Black holes as Andreev reflecting mirrors

TL;DR

This paper presents a quantum microscopic model describing Hawking radiation as Andreev reflections, offering a unitary resolution to the black hole information paradox by modeling black holes as quantum mirrors that preserve information.

Contribution

It introduces a detailed microscopic quantum framework for black holes as Andreev reflecting mirrors, expanding previous models and addressing shortcomings of the black hole final state proposal.

Findings

Black holes modeled as Andreev mirrors preserve quantum information.

Hawking radiation described as Andreev reflections, ensuring unitarity.

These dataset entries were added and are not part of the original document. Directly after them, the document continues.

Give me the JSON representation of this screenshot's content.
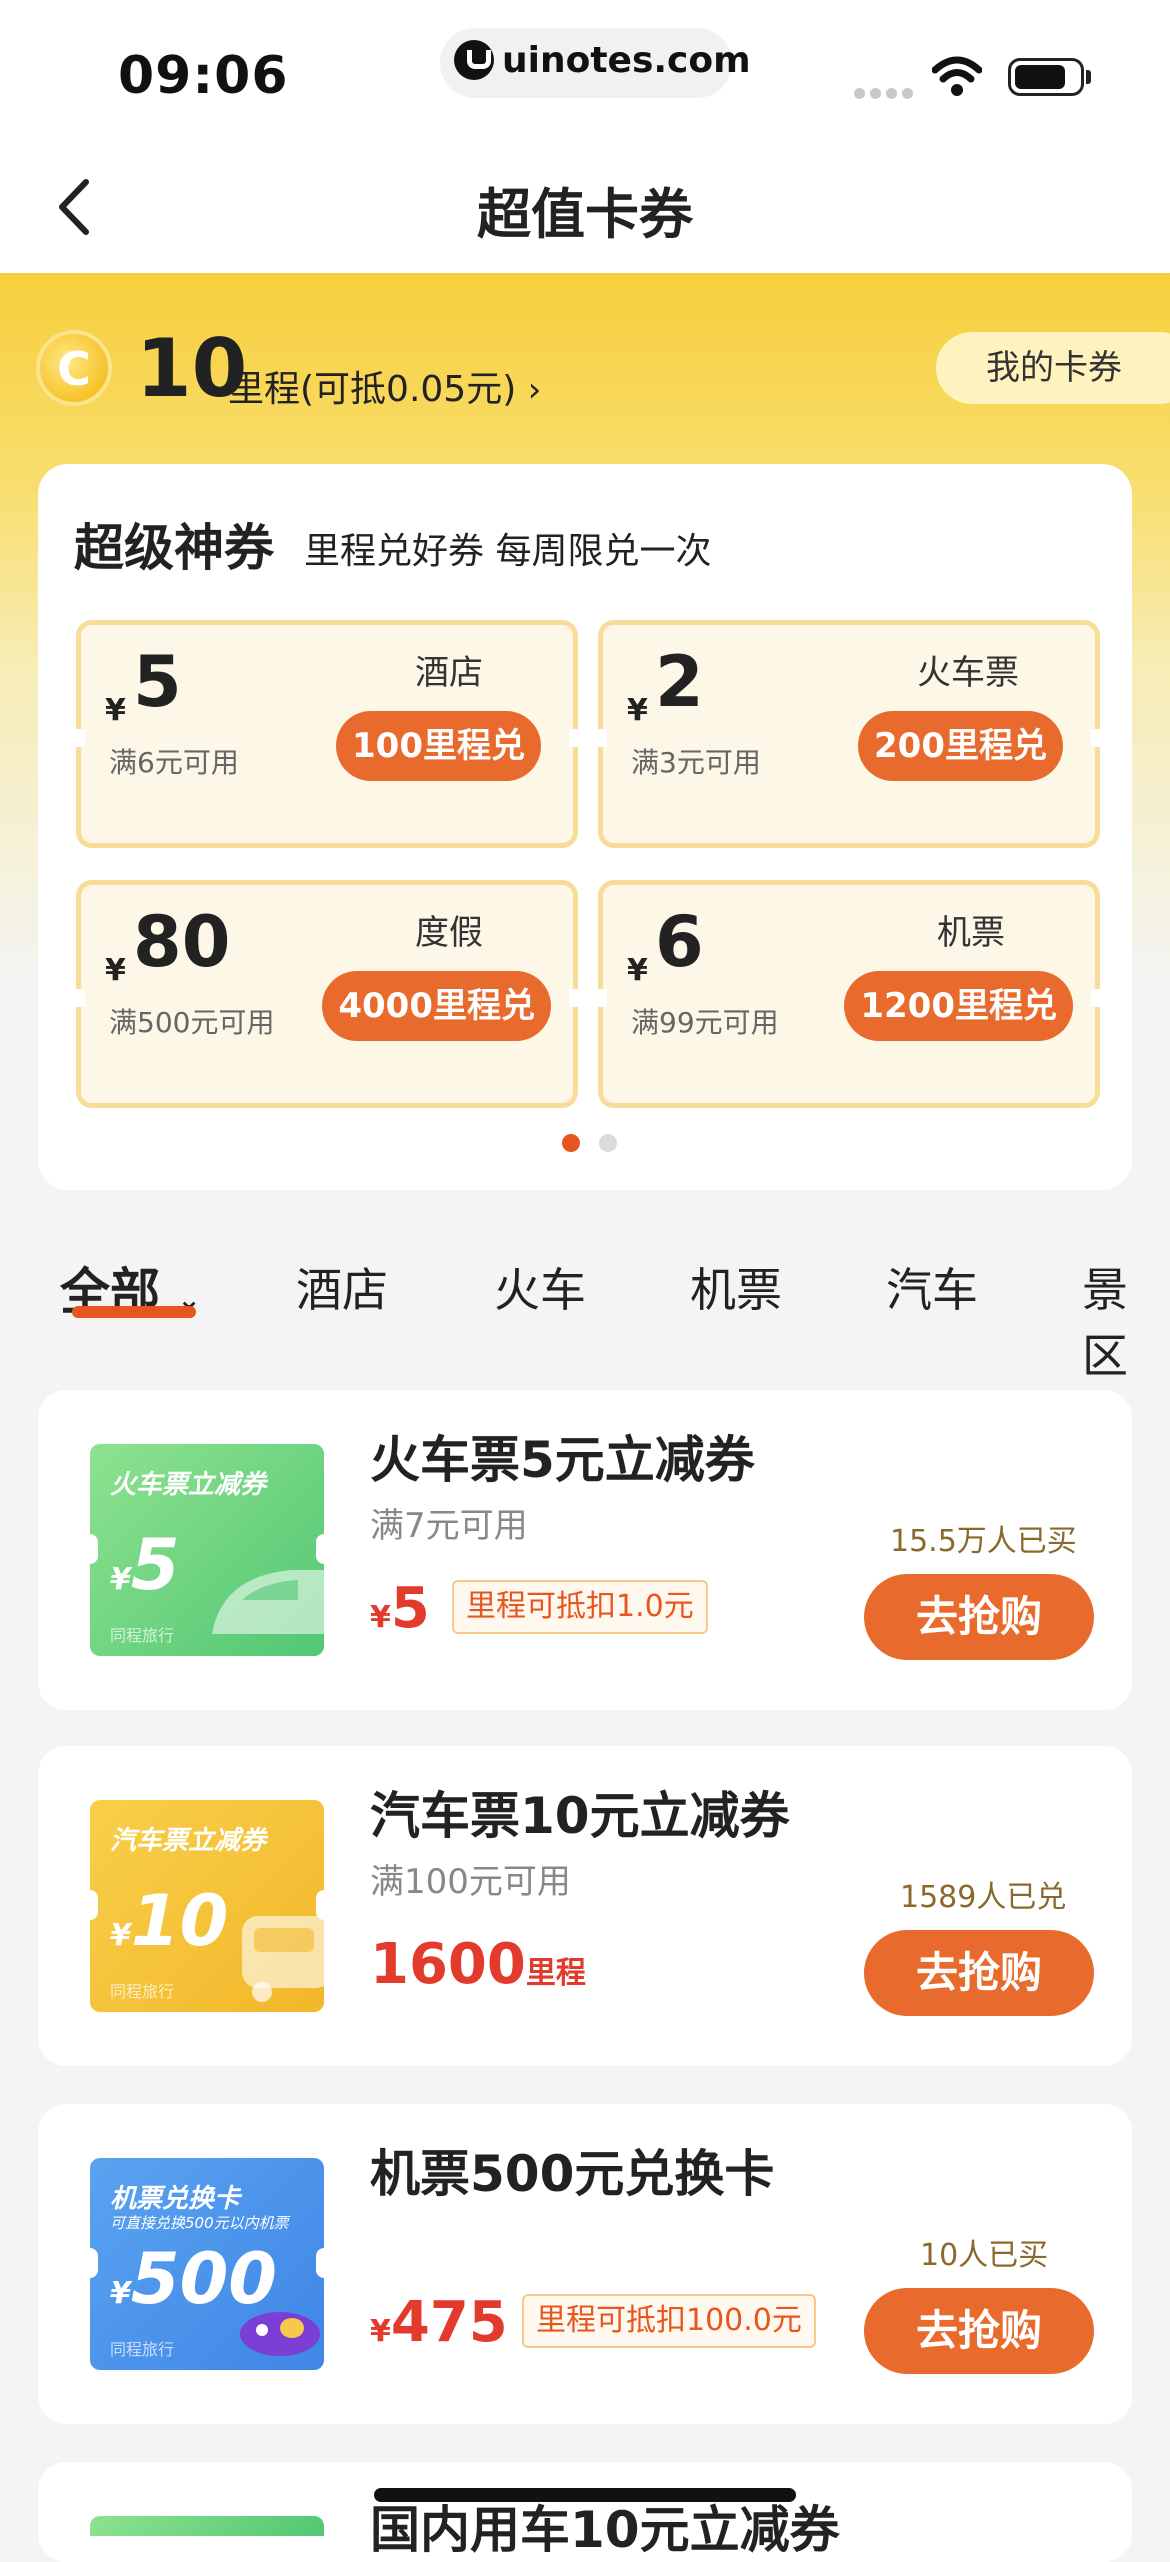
{
  "status": {
    "time": "09:06",
    "url": "uinotes.com"
  },
  "nav": {
    "title": "超值卡券"
  },
  "header": {
    "miles": "10",
    "miles_text": "里程(可抵0.05元)",
    "my_cards": "我的卡券"
  },
  "super": {
    "title": "超级神券",
    "subtitle": "里程兑好券 每周限兑一次",
    "coupons": [
      {
        "yen": "¥",
        "amount": "5",
        "condition": "满6元可用",
        "category": "酒店",
        "exchange": "100里程兑"
      },
      {
        "yen": "¥",
        "amount": "2",
        "condition": "满3元可用",
        "category": "火车票",
        "exchange": "200里程兑"
      },
      {
        "yen": "¥",
        "amount": "80",
        "condition": "满500元可用",
        "category": "度假",
        "exchange": "4000里程兑"
      },
      {
        "yen": "¥",
        "amount": "6",
        "condition": "满99元可用",
        "category": "机票",
        "exchange": "1200里程兑"
      }
    ],
    "page_active": 0
  },
  "tabs": [
    "全部",
    "酒店",
    "火车",
    "机票",
    "汽车",
    "景区"
  ],
  "products": [
    {
      "thumb_title": "火车票立减券",
      "thumb_sub": "",
      "thumb_yen": "¥",
      "thumb_amount": "5",
      "thumb_brand": "同程旅行",
      "title": "火车票5元立减券",
      "condition": "满7元可用",
      "price_prefix": "¥",
      "price": "5",
      "price_suffix": "",
      "tag": "里程可抵扣1.0元",
      "sold": "15.5万人已买",
      "button": "去抢购"
    },
    {
      "thumb_title": "汽车票立减券",
      "thumb_sub": "",
      "thumb_yen": "¥",
      "thumb_amount": "10",
      "thumb_brand": "同程旅行",
      "title": "汽车票10元立减券",
      "condition": "满100元可用",
      "price_prefix": "",
      "price": "1600",
      "price_suffix": "里程",
      "tag": "",
      "sold": "1589人已兑",
      "button": "去抢购"
    },
    {
      "thumb_title": "机票兑换卡",
      "thumb_sub": "可直接兑换500元以内机票",
      "thumb_yen": "¥",
      "thumb_amount": "500",
      "thumb_brand": "同程旅行",
      "title": "机票500元兑换卡",
      "condition": "",
      "price_prefix": "¥",
      "price": "475",
      "price_suffix": "",
      "tag": "里程可抵扣100.0元",
      "sold": "10人已买",
      "button": "去抢购"
    },
    {
      "title": "国内用车10元立减券"
    }
  ],
  "colors": {
    "accent": "#e86a2c",
    "price": "#e23b2e",
    "banner": "#f7cf3c"
  }
}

Generalization to Einstein-Rosen bridges suggests information loss mechanisms.

Abstract

We propose a microscopic quantum description for Hawking radiation as Andreev reflections, which resolves the quantum information paradox at black hole event horizons. The detailed microscopic analysis presented here reveals how a black hole, treated as an Andreev reflecting mirror, provides a manifestly unitary description of an evaporating black hole, expanding our previous analysis presented in [PRD 96, 124011 (2017), PRD 98, 124043 (2018)]; In our analogy, a black hole resolves the information paradox by accepting particles -- pairing them with the infalling Hawking quanta into a Bardeen-Cooper-Schrieffer (BCS) like quantum ground state -- while Andreev reflecting the quantum information as encoded in outgoing Hawking radiation. The present approach goes beyond the black hole final state proposal by Horowitz and Maldacena [JHEP 02, 008 (2004)], by providing necessary microscopic details which allows us to circumvent important shortcomings of the black hole final state proposal. We also generalize the present Hamiltonian description to make an analogy to the apparent loss of quantum information possible in an Einstein-Rosen bridge, via crossed Andreev reflections.